Il d.lgs. n. 227/2016 apporta diverse modifiche al d.lgs. 8 luglio 2003, n. 224 recante Attuazione della direttiva 2001/18/CE concernente l'emissione deliberata nell'ambiente di organismi geneticamente modificati introducendo il nuovo Titolo III-Bis sulla limitazione e divieto di coltivazione di ogm sul territorio nazionale e riconoscendo nel Ministero delle politiche agricole alimentari e forestali l’Autorità nazionale competente.

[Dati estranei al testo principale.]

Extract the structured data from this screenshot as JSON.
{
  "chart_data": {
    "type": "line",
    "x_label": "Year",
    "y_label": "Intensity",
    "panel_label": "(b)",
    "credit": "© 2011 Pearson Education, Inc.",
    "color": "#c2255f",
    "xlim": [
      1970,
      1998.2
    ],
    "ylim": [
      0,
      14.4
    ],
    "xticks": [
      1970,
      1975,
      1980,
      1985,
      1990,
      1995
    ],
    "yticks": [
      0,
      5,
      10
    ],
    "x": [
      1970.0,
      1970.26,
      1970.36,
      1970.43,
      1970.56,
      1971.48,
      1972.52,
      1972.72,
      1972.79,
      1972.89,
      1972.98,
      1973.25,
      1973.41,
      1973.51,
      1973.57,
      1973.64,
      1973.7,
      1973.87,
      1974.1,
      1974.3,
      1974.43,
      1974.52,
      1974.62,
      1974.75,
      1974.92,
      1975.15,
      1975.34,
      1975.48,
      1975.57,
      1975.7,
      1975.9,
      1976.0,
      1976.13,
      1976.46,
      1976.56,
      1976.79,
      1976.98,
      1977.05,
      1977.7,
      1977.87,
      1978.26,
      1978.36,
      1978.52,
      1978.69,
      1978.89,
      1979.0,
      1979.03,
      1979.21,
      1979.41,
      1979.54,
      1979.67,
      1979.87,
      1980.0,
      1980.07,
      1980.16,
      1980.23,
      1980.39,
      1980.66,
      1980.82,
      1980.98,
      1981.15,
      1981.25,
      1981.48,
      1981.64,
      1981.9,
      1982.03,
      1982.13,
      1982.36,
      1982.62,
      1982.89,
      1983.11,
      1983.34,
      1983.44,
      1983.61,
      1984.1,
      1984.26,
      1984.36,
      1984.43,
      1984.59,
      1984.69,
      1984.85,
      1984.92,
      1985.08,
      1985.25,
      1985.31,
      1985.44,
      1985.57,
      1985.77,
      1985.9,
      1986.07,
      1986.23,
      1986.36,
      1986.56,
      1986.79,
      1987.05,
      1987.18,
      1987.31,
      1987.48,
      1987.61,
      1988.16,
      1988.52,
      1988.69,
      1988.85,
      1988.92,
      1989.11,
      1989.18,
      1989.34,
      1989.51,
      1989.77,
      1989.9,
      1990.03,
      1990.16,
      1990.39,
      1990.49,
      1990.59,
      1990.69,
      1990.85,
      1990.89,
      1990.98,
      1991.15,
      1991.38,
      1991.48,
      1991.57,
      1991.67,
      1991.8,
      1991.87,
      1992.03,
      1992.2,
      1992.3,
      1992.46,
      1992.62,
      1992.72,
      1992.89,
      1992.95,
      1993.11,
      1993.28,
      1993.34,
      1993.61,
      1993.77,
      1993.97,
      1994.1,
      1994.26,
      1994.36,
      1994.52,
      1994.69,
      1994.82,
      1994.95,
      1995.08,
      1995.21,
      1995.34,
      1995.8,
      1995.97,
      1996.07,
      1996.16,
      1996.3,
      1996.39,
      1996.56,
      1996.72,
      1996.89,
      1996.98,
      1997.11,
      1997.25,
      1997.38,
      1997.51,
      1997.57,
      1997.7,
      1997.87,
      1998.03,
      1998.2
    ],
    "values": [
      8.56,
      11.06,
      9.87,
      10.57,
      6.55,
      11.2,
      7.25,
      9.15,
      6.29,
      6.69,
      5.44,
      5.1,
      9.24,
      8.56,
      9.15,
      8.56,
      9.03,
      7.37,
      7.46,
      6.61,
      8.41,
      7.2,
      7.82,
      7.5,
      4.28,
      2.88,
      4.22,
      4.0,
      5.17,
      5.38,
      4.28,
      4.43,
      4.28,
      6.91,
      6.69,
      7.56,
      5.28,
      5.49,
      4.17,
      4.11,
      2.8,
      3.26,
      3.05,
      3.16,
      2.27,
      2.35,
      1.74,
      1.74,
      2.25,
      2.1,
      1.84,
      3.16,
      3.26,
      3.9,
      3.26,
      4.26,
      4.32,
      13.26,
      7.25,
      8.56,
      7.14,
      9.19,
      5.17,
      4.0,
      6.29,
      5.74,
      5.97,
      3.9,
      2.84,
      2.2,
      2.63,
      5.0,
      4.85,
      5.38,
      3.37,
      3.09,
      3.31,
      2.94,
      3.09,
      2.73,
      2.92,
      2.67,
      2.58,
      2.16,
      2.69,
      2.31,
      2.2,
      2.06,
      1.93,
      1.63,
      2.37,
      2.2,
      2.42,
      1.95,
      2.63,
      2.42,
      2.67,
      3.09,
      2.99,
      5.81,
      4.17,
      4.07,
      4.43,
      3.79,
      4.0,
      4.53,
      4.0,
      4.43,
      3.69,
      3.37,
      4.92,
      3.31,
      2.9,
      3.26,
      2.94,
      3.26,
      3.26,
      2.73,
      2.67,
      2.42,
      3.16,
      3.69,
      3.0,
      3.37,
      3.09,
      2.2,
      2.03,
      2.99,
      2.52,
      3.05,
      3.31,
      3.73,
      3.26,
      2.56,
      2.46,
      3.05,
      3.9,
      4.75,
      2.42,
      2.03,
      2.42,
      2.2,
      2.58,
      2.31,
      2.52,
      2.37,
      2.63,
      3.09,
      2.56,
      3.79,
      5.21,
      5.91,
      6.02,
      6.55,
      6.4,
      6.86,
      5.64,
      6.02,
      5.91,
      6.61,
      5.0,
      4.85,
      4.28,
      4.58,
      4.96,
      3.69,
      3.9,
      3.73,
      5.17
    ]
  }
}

Si apprezza l’impegno legislativo nel recepire e conservare l’impianto delle competenze per come risulta delineato dal testo della direttiva (UE) n. 412/2015 e dalle disposizioni della Carta Costituzionale, che riserva allo Stato membro la decisione su questioni che coinvolgono cittadini, imprese e territori per la tutela di un modello di sviluppo economico territoriale capace di valorizzare le qualità e le specificità territoriali, fermo restando che nelle materie di competenza concorrente sia adeguatamente garantito il rispetto del principio di leale collaborazione attraverso la previsione di adeguati strumenti di coinvolgimento delle Regioni, a salvaguardia delle loro competenze al fine di garantire una diretta partecipazione di tutte le istituzioni presenti ai diversi livelli di governo a garanzia del buon andamento della pubblica amministrazione secondo il dettato dell’art. 97 Cost.